火山性の深部低周波地震は,同規模の通常の地震に比べて卓越周波数が低いという特徴を有し,気象庁のカタログによると主に火山地域の深さ10−50 kmで発生する.その多くは震源深さ分布の中央値が約20−­30 kmになる(小菅・他, 2017)ため,モホ面との関係が指摘されている.しかし,岩手山では深さ10 km付近と35 km付近での2つの深さで集中して発生している (Nakamichi et al., 2003) など,深さ分布には火山毎に違いがある.地下の地震波速度との比較研究では,低速度域の内部またはその周辺に深部低周波地震の震源が分布することから,火山性流体の移動が深部低周波地震の発生に関与していると考えられている (e.g. Hasegawa et al., 2005).本研究では,深部低周波地震の深さ分布をより正確に求め,その発生メカニズムに関わる構造を把握するためにNetwork Correlation Coefficient法 (Ohta and Ide, 2011) による震源の再決定を行った.また,気象庁のカタログ中の深部低周波地震をテンプレートとして,マッチドフィルタ法 (Gibbons and Ringdal, 2006) を用いて連続データから2004年4月から2018年12月の期間で深部低周波地震の検出を行い,全国52地域を対象に防災科研Hi-netの観測点を使用してカタログを作成した.カタログの完成後には,波形相関や各テンプレートにマッチした深部低周波地震の時間集中度を用いて,カタログ中の深部低周波地震の分類を行った.

 震源再決定の結果,深部低周波地震の震源は今まで広範囲に分布していた地域でも狭く限られた範囲に集中し,また,ほとんどの地域において複数の点状の小さな震源域に分かれることがわかった.山形県肘折では鉛直方向に約5 km間隔で4つの点状の震源に分かれる.また,この震源の違いは深部低周波地震の波形相関等による分類の結果とほぼ対応する.そのため,深部低周波地震の震源は孤立的に複数存在し,一箇所の震源では同じようなメカニズムの深部低周波地震が繰り返し発生していると考えられる.

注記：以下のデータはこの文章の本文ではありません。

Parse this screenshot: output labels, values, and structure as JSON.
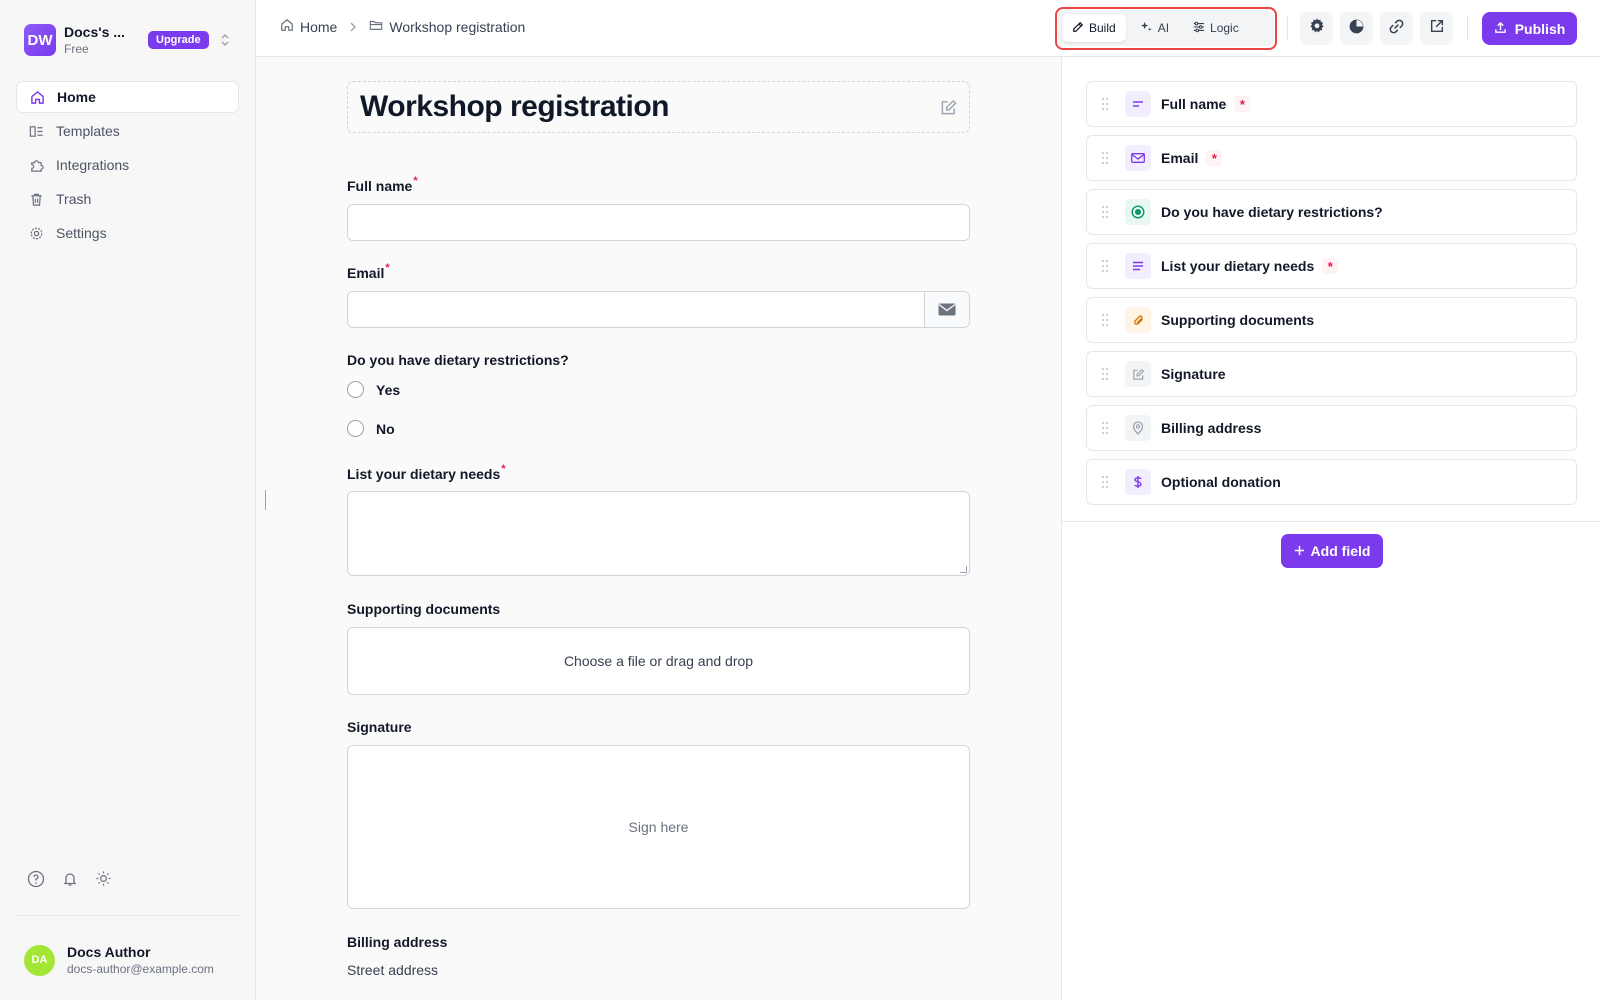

 次に,波形相関によって分類されたグループ毎に深部低周波地震の活動の時間変化を作成したカタログを用いて解析した.その結果,深部低周波地震の活動は同一地域内でもグループ毎に大きく異なることがわかった.肘折では深部低周波地震が解析期間中に概ね定常的なレートで発生するグループと,群発的な活動が数年単位で発生するグループが存在する.雌阿寒岳や霧島山, 桜島では定常的に発生する深部低周波地震の他に,地殻変動(国土地理院, 2019)や噴火活動と対応の良いグループの深部低周波地震も発見された.この結果は,地表火山へのマグマ供給に伴う地下深部の流体が深部低周波地震の震源域の一部のみを通過するような流路で上昇してきていることを示唆する.